I'm confident about our nation's nuclear program when we put these plants almost on top of earthquake faults.


According to my husband, you can't put a nuclear plant where there is no known earthquake activity because the seismic history of the site has to be proven in the documentation. Kind of a Catch-22 but I guess it does prevent putting one smack on top of a previously unknown fault.

 
aquaticphoenix 2009-03-22 12:09:45 PM  
miller007

That's farking creepy, dude.

 
neanderthalman 2009-03-22 12:12:49 PM  
Plants are designed to withstand seismic activity, and have been from day one. It may never operate again if hit with worst-case-scenario earthquake, but it won't breach containment, damage emergency cooling systems, or impair the shutdown/control systems. You maintain those three, and you're safe.

Even plants built in inactive areas are built to this standard.

 
alaskan gold digger 2009-03-22 12:16:22 PM  
Jujubunnie: piperTom: All the quakes are under magnitude 3? Farking THREE!?!?!
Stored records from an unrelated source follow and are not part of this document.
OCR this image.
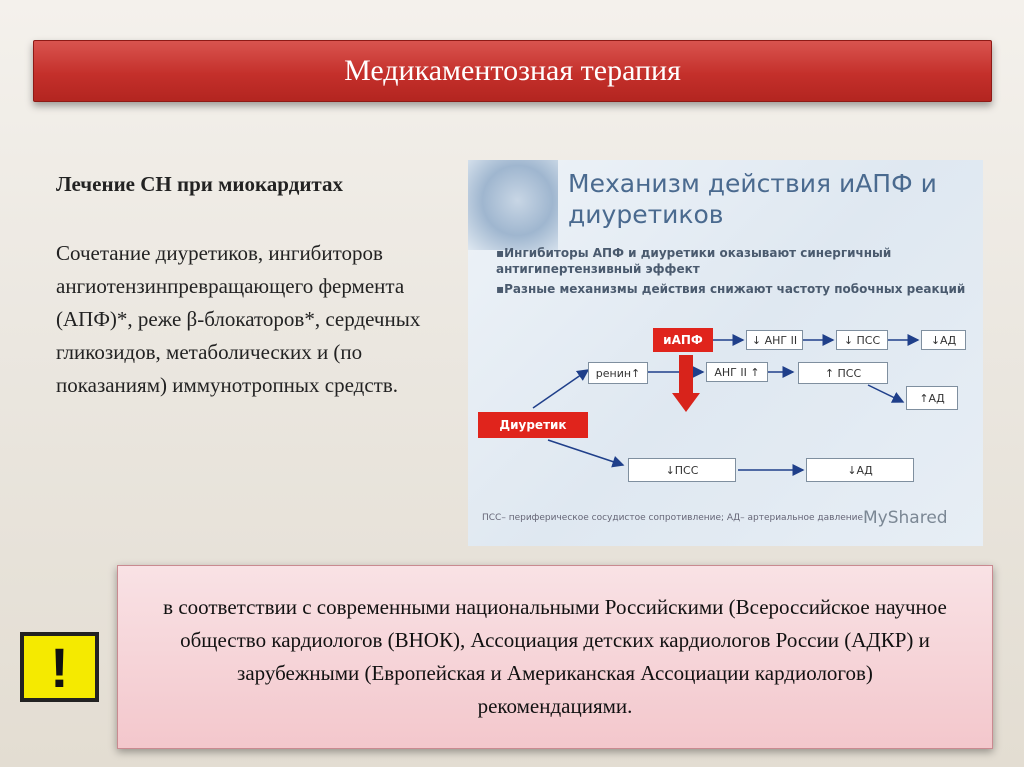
Медикаментозная терапия
Лечение СН при миокардитах

Сочетание диуретиков, ингибиторов ангиотензинпревращающего фермента (АПФ)*, реже β-блокаторов*, сердечных гликозидов, метаболических и (по показаниям) иммунотропных средств.

Механизм действия иАПФ и диуретиков
▪Ингибиторы АПФ и диуретики оказывают синергичный антигипертензивный эффект
▪Разные механизмы действия снижают частоту побочных реакций
иАПФ	↓ АНГ II	↓ ПСС	↓АД
ренин↑	АНГ II ↑	↑ ПСС
↑АД
Диуретик
↓ПСС	↓АД
ПСС– периферическое сосудистое сопротивление; АД– артериальное давление MyShared
в соответствии с современными национальными Российскими (Всероссийское научное общество кардиологов (ВНОК), Ассоциация детских кардиологов России (АДКР) и зарубежными (Европейская и Американская Ассоциации кардиологов) рекомендациями.
!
Maybe it's caused by the guy at the monitor rolling over in his sleep.

Oddly... I checked the USGS website, and, correct me if I'm blind, it doesn't look like a lot is really happening: Link (pops)


Well... to be fair, there is a little cluster of low magnitude symbols stacked on top of each other northwest of Kennewick. But I don't know exactly where the Hanford waste is stored, or how big/how many earthquakes are indicated in that cluster.

 
kpottruff 2009-03-22 12:17:14 PM  
MrSteve007: Maybe it's being caused by the underground radioactive plume, originated by 53 million gallons of waste, that is creeping it's way to the Columbia River. If we keep up our current rate of delays, now in the decades, Portland should be glowing pretty soon.



"Plumes of chromium in the ground water near the D, H and K reactors in north Hanford are required to be contained to prevent them from reaching the river by 2012. The ground water must be cleaned up there by 2020. Chromium, which was used as a corrosion inhibitor in reactors, is particularly toxic to fish.

The radioactive strontium plume near Hanford's N Reactor must be contained so it does not reach the river by 2016, and the uranium plume in the 300 Area would be required to be contained by 2018."

text source (new window)


Ummm no, contamination of an aquifer will not cause earthquakes. If anything the wells that are drawing it down may (and depressurizing it if it is a confined aquifer may allow for some weak earthquakes to occur as the pressure conditions are changed in the area.

The only way that a contamination plume could help trigger earthquakes is if they were actively injecting massive amounts of waste into the ground, which I am pretty certain they wouldn't be stupid enough or allowed to do.

 
kpottruff 2009-03-22 12:23:24 PM  
Oh yeah as a bonus that picture from MrSteve007 indicates an unconfined aquifer making the contamination activating faults argument all but impossible.